Postwar Buildings (often referred to as ‘luxury doorman buildings’) are those built after WWII to the mid 1990's. They are high-rise buildings, often with smaller rooms and alcoves. Most feature through-the wall or central air conditioning and other amenities. Most have doormen.

Prewar Buildings were built before WWII. They usually have larger and wider rooms, fireplaces, hardwood floors and higher ceilings with moldings. Most, but not all, have hallways, entrance galleries, doormen and other amenities.

Town Houses or brownstones are single family houses that in some cases have been converted into multi-unit apartment buildings. Most of these were built in the late nineteenth and early twentieth century. Many offer gardens, fireplaces, and beautiful floors and ornamental interior details. Some are landmarked.

Loft Apartments are typically found in former commercial buildings that have been converted to residential use. These often feature open layouts, high ceilings and are mostly located in lower Manhattan.

Walk-up Buildings are usually five story buildings without an elevator or doorman. They are among the most affordable housing in Manhattan, but offer no services or amenities.

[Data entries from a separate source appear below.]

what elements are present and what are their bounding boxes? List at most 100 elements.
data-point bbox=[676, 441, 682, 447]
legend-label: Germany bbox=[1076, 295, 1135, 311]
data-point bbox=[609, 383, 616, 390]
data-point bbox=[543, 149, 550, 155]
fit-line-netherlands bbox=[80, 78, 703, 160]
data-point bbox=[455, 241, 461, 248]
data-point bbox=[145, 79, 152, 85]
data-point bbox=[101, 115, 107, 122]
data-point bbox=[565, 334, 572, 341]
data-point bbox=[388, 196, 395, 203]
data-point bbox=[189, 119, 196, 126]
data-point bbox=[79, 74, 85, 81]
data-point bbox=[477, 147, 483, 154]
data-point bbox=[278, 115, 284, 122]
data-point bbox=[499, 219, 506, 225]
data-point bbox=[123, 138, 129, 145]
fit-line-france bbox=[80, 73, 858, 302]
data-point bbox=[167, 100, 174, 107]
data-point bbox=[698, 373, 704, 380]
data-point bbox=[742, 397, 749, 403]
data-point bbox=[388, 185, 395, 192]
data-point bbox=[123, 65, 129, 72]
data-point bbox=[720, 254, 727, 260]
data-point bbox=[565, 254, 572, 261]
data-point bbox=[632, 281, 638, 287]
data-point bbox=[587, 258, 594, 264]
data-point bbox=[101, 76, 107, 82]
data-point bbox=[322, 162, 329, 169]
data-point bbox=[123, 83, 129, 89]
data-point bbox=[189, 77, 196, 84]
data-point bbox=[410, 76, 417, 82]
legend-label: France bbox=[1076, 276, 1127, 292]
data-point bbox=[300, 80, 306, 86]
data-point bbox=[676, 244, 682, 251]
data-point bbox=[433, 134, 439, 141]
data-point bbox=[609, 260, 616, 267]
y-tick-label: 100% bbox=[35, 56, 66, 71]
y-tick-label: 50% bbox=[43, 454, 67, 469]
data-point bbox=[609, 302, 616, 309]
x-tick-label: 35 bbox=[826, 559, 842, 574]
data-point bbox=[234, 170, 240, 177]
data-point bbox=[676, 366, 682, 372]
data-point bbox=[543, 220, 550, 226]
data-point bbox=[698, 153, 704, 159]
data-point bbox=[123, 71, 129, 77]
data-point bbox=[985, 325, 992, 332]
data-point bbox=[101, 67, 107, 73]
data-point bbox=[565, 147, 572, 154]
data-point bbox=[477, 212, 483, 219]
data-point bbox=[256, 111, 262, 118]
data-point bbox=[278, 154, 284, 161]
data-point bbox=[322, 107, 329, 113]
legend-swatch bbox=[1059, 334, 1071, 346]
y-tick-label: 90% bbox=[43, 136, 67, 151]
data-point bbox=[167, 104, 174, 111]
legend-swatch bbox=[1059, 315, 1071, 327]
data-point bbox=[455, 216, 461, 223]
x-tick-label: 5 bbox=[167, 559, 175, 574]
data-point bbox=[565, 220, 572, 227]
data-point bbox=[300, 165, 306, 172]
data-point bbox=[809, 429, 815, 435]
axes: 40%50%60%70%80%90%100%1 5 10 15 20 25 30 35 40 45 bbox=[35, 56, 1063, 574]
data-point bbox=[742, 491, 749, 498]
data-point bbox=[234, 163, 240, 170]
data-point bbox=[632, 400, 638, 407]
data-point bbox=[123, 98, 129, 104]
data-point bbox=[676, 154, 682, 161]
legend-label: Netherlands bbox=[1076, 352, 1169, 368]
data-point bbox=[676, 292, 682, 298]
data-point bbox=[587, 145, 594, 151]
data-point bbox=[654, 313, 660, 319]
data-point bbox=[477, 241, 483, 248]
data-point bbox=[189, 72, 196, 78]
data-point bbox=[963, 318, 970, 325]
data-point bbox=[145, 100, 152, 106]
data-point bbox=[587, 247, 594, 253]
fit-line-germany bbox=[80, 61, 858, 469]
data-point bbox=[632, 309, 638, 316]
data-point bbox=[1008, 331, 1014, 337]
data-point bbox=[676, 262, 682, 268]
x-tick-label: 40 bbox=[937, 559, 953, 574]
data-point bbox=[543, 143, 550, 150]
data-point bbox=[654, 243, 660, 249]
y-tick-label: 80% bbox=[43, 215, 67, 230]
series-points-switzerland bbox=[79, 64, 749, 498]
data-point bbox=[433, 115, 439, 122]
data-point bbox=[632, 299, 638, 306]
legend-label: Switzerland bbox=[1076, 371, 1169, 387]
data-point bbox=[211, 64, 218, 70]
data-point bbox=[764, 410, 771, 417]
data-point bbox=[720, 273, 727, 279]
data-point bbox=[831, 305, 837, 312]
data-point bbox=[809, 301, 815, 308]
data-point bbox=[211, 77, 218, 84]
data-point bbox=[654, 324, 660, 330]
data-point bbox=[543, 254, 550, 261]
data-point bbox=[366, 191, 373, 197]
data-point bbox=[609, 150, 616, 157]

New Construction Condominiums which began in the mid 1990’s are either brand new buildings (or converted loft, commercial or rental buildings that are thoroughly gutted) with apartments that have large rooms, beautiful finishes, high ceilings, exquisite baths, spectacular kitchens, many with glorious views and penthouses. These buildings usually come with fabulous amenities including roof decks, fitness centers, indoor pools, wine cellars and are designed by leading designers/architects such as Phillip Johnson, Jean Nouvel, Richard Meier, and Robert AM Stern.